With even the US saying that it will end its Covid vaccine requirement for foreign visitors in May, the spotlight is increasingly on vaccine injuries and deaths.

In Japan last week, politician Hirofumi Yanagase urged the government to admit the truth about vaccine injuries pointing out that deaths in Japan increased by 210,000 last year, the highest number since the second world war. Dr Masanori Fukushima, an expert in infectious diseases and professor emeritus at Kyoto University filed a lawsuit against the Japanese government last month for refusing to acknowledge the causal link between vaccines and deaths. More than 2,000 Japanese deaths have been reported after vaccination, yet the first vaccine-linked death was only admitted by the Japanese Ministry of Health on 10 March.

In the US, former Blackrock portfolio manager Edward Dowd will release a report next week about the dramatic increase in excess deaths, disabilities and injuries since the rollout of the vaccines.
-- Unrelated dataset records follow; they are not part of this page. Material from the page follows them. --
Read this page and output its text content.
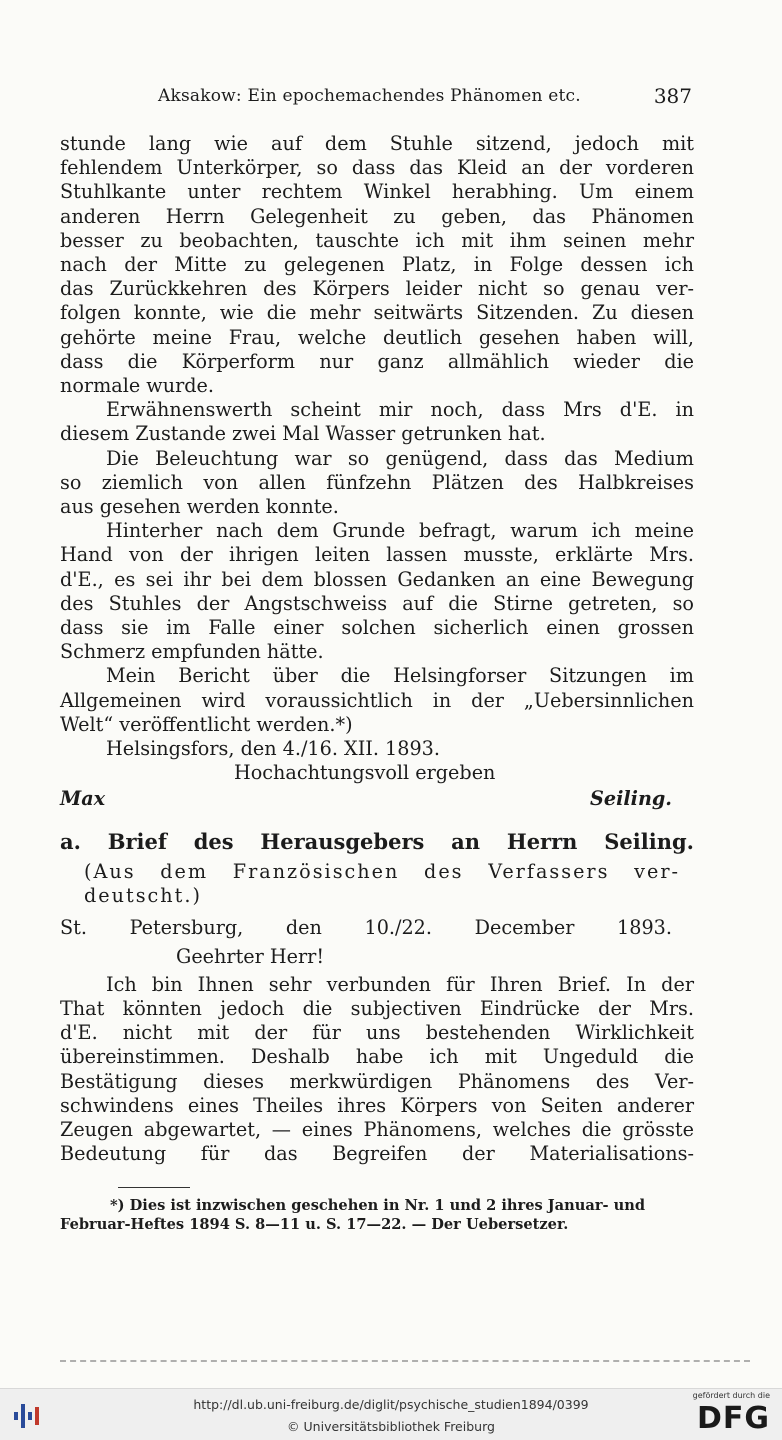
Aksakow: Ein epochemachendes Phänomen etc.	387

stunde lang wie auf dem Stuhle sitzend, jedoch mit
fehlendem Unterkörper, so dass das Kleid an der vorderen
Stuhlkante unter rechtem Winkel herabhing. Um einem
anderen Herrn Gelegenheit zu geben, das Phänomen
besser zu beobachten, tauschte ich mit ihm seinen mehr
nach der Mitte zu gelegenen Platz, in Folge dessen ich
das Zurückkehren des Körpers leider nicht so genau ver-
folgen konnte, wie die mehr seitwärts Sitzenden. Zu diesen
gehörte meine Frau, welche deutlich gesehen haben will,
dass die Körperform nur ganz allmählich wieder die
normale wurde.

Erwähnenswerth scheint mir noch, dass Mrs d'E. in
diesem Zustande zwei Mal Wasser getrunken hat.

Die Beleuchtung war so genügend, dass das Medium
so ziemlich von allen fünfzehn Plätzen des Halbkreises
aus gesehen werden konnte.

Hinterher nach dem Grunde befragt, warum ich meine
Hand von der ihrigen leiten lassen musste, erklärte Mrs.
d'E., es sei ihr bei dem blossen Gedanken an eine Bewegung
des Stuhles der Angstschweiss auf die Stirne getreten, so
dass sie im Falle einer solchen sicherlich einen grossen
Schmerz empfunden hätte.

Mein Bericht über die Helsingforser Sitzungen im
Allgemeinen wird voraussichtlich in der „Uebersinnlichen
Welt“ veröffentlicht werden.*)

Helsingsfors, den 4./16. XII. 1893.

Hochachtungsvoll ergeben

Max Seiling.

a. Brief des Herausgebers an Herrn Seiling.

(Aus dem Französischen des Verfassers ver-
deutscht.)

St. Petersburg, den 10./22. December 1893.

Geehrter Herr!

Ich bin Ihnen sehr verbunden für Ihren Brief. In der
That könnten jedoch die subjectiven Eindrücke der Mrs.
d'E. nicht mit der für uns bestehenden Wirklichkeit
übereinstimmen. Deshalb habe ich mit Ungeduld die
Bestätigung dieses merkwürdigen Phänomens des Ver-
schwindens eines Theiles ihres Körpers von Seiten anderer
Zeugen abgewartet, — eines Phänomens, welches die grösste
Bedeutung für das Begreifen der Materialisations-

*) Dies ist inzwischen geschehen in Nr. 1 und 2 ihres Januar- und
Februar-Heftes 1894 S. 8—11 u. S. 17—22. — Der Uebersetzer.
http://dl.ub.uni-freiburg.de/diglit/psychische_studien1894/0399
© Universitätsbibliothek Freiburg
gefördert durch die
DFG
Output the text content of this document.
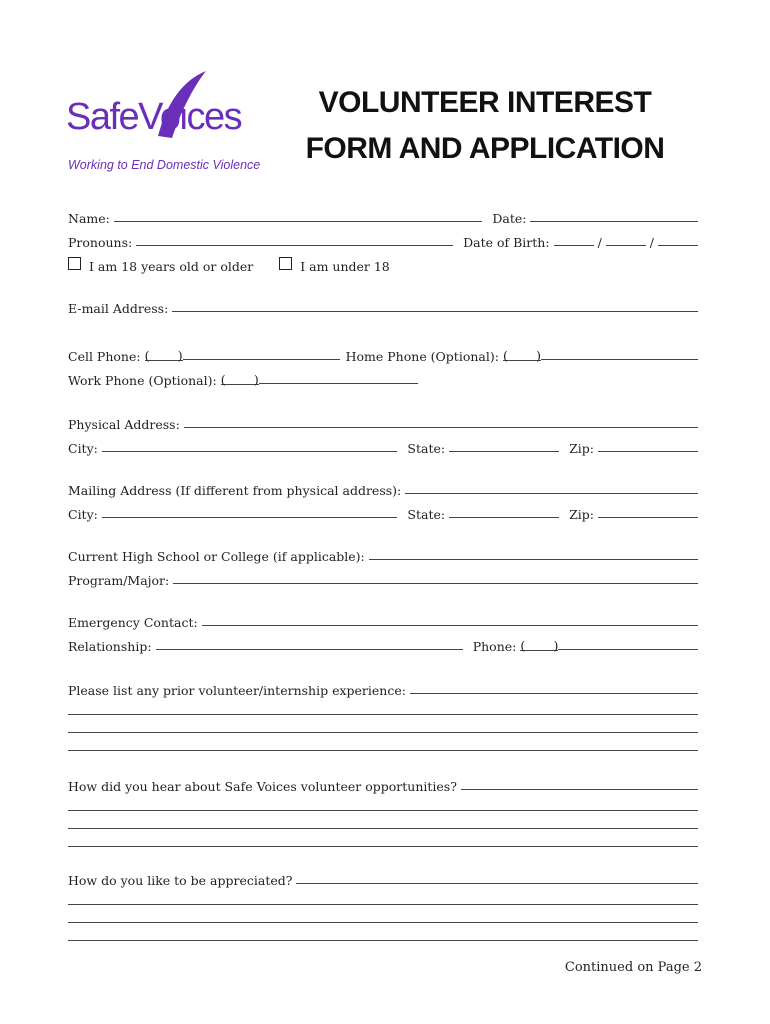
SafeVoices
Working to End Domestic Violence
VOLUNTEER INTEREST
FORM AND APPLICATION
Name:	Date:
Pronouns:	Date of Birth:	/	/
I am 18 years old or older	I am under 18
E-mail Address:
Cell Phone: ( )	Home Phone (Optional): ( )
Work Phone (Optional): ( )
Physical Address:
City:	State:	Zip:
Mailing Address (If different from physical address):
City:	State:	Zip:
Current High School or College (if applicable):
Program/Major:
Emergency Contact:
Relationship:	Phone: ( )
Please list any prior volunteer/internship experience:
How did you hear about Safe Voices volunteer opportunities?
How do you like to be appreciated?
Continued on Page 2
The latest data his team has analysed comes from the Bureau of Labor Statistics. It reveals a dramatic increase in lost work time, an increase of 50 per cent compared with previous years which he thinks is due to vaccine injuries and the weakened immune systems of the vaccinated. His partner, leading insurance analyst Josh Stirling says the implications for insurance companies are dramatic as they face huge payouts for the injured and the dead.

It is often said that doctors bury their mistakes. In this case, insurers, and ultimately all of us, will pay for them. Will the cost be higher in the West than in China? It’s hard to say. These days, life seems to be distressingly cheap everywhere.